Looks like in those benchmarks Oxen.AI makes a misguided assumption that benchmarking DVC is (roughly...?) the same as benchmarking DVC<>DAGShub (server side made by a different company). To my understanding DAGShub is a bottleneck there. They didn't care to benchmark DVC against an S3 bucket or a similar cloud storage that is more widely used. I wonder if it's because DAGShub makes this whole setup wayyy slower
Oxen dev here - let me add some benchmarks for DVC backed by an S3 bucket. I did it awhile back and we were still faster, but agree it's a good benchmark to have.
Fundamentally even adding and committing data locally is slower, even before the push. But I agree the remote matters too.
Where does that push to?

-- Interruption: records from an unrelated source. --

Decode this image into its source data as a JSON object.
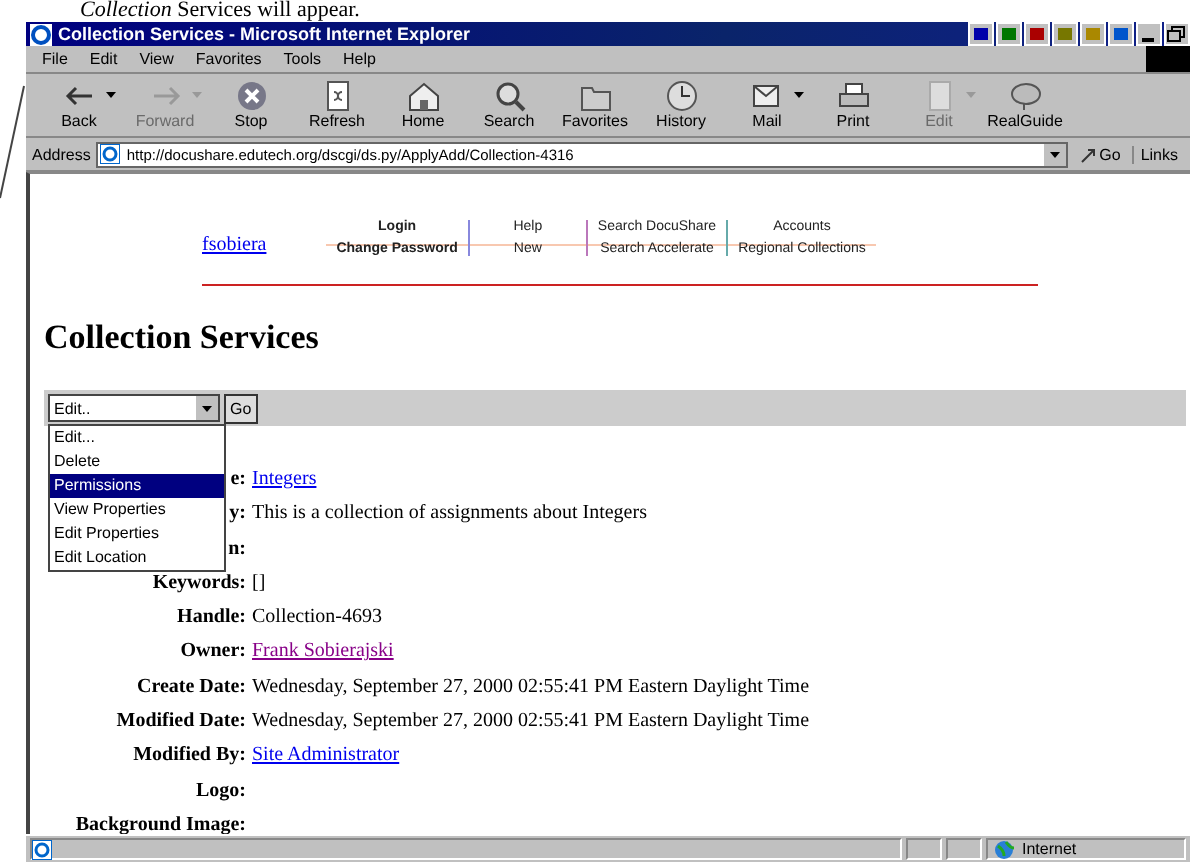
{
  "caption": "*Collection* Services will appear.",
  "window": {
    "title": "Collection Services - Microsoft Internet Explorer"
  },
  "menu": [
    "File",
    "Edit",
    "View",
    "Favorites",
    "Tools",
    "Help"
  ],
  "toolbar": [
    {
      "label": "Back",
      "kind": "back",
      "disabled": false,
      "dropdown": true
    },
    {
      "label": "Forward",
      "kind": "forward",
      "disabled": true,
      "dropdown": true
    },
    {
      "label": "Stop",
      "kind": "stop",
      "disabled": false,
      "dropdown": false
    },
    {
      "label": "Refresh",
      "kind": "refresh",
      "disabled": false,
      "dropdown": false
    },
    {
      "label": "Home",
      "kind": "home",
      "disabled": false,
      "dropdown": false
    },
    {
      "label": "Search",
      "kind": "search",
      "disabled": false,
      "dropdown": false
    },
    {
      "label": "Favorites",
      "kind": "favorites",
      "disabled": false,
      "dropdown": false
    },
    {
      "label": "History",
      "kind": "history",
      "disabled": false,
      "dropdown": false
    },
    {
      "label": "Mail",
      "kind": "mail",
      "disabled": false,
      "dropdown": true
    },
    {
      "label": "Print",
      "kind": "print",
      "disabled": false,
      "dropdown": false
    },
    {
      "label": "Edit",
      "kind": "edit",
      "disabled": true,
      "dropdown": true
    },
    {
      "label": "RealGuide",
      "kind": "realguide",
      "disabled": false,
      "dropdown": false
    }
  ],
  "address": {
    "label": "Address",
    "url": "http://docushare.edutech.org/dscgi/ds.py/ApplyAdd/Collection-4316",
    "go": "Go",
    "links": "Links"
  },
  "page": {
    "user_link": "fsobiera",
    "nav": [
      {
        "top": "Login",
        "bottom": "Change Password",
        "color": "#8888dd"
      },
      {
        "top": "Help",
        "bottom": "New",
        "color": "#bb77bb"
      },
      {
        "top": "Search DocuShare",
        "bottom": "Search Accelerate",
        "color": "#66aaaa"
      },
      {
        "top": "Accounts",
        "bottom": "Regional Collections",
        "color": "#ffffff"
      }
    ],
    "heading": "Collection Services",
    "action_select": {
      "value": "Edit..",
      "go": "Go",
      "expanded": true,
      "options": [
        {
          "label": "Edit...",
          "selected": false
        },
        {
          "label": "Delete",
          "selected": false
        },
        {
          "label": "Permissions",
          "selected": true
        },
        {
          "label": "View Properties",
          "selected": false
        },
        {
          "label": "Edit Properties",
          "selected": false
        },
        {
          "label": "Edit Location",
          "selected": false
        }
      ]
    },
    "fields": [
      {
        "label": "e:",
        "value": "Integers",
        "kind": "link"
      },
      {
        "label": "y:",
        "value": "This is a collection of assignments about Integers",
        "kind": "text"
      },
      {
        "label": "n:"
      },
      {
        "label": "Keywords:",
        "value": "[]",
        "kind": "text"
      },
      {
        "label": "Handle:",
        "value": "Collection-4693",
        "kind": "text"
      },
      {
        "label": "Owner:",
        "value": "Frank Sobierajski",
        "kind": "visited"
      },
      {
        "label": "Create Date:",
        "value": "Wednesday, September 27, 2000 02:55:41 PM Eastern Daylight Time",
        "kind": "text"
      },
      {
        "label": "Modified Date:",
        "value": "Wednesday, September 27, 2000 02:55:41 PM Eastern Daylight Time",
        "kind": "text"
      },
      {
        "label": "Modified By:",
        "value": "Site Administrator",
        "kind": "link"
      },
      {
        "label": "Logo:"
      },
      {
        "label": "Background Image:"
      }
    ]
  },
  "status_bar": {
    "zone": "Internet"
  }
}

Does this benchmark really just measure how well-provisioned various different VC-funded websites currently are?
I think a proper benchmark here would be install the server parts of Oxen, Git-LFS, etc on the same machine, and then time how long it takes to commit and push the same dataset from some other machine.
Although of course given that we live in an age where people expect to upload their immense datasets to the cloud for some reason, a "proper" benchmark might not be a relevant one. I'm not sure what a really good benchmark of that would be.
Will add a local network benchmark as well! Many reasons to upload your data to the cloud...but agree that there are use cases where you might just want to version on your local network.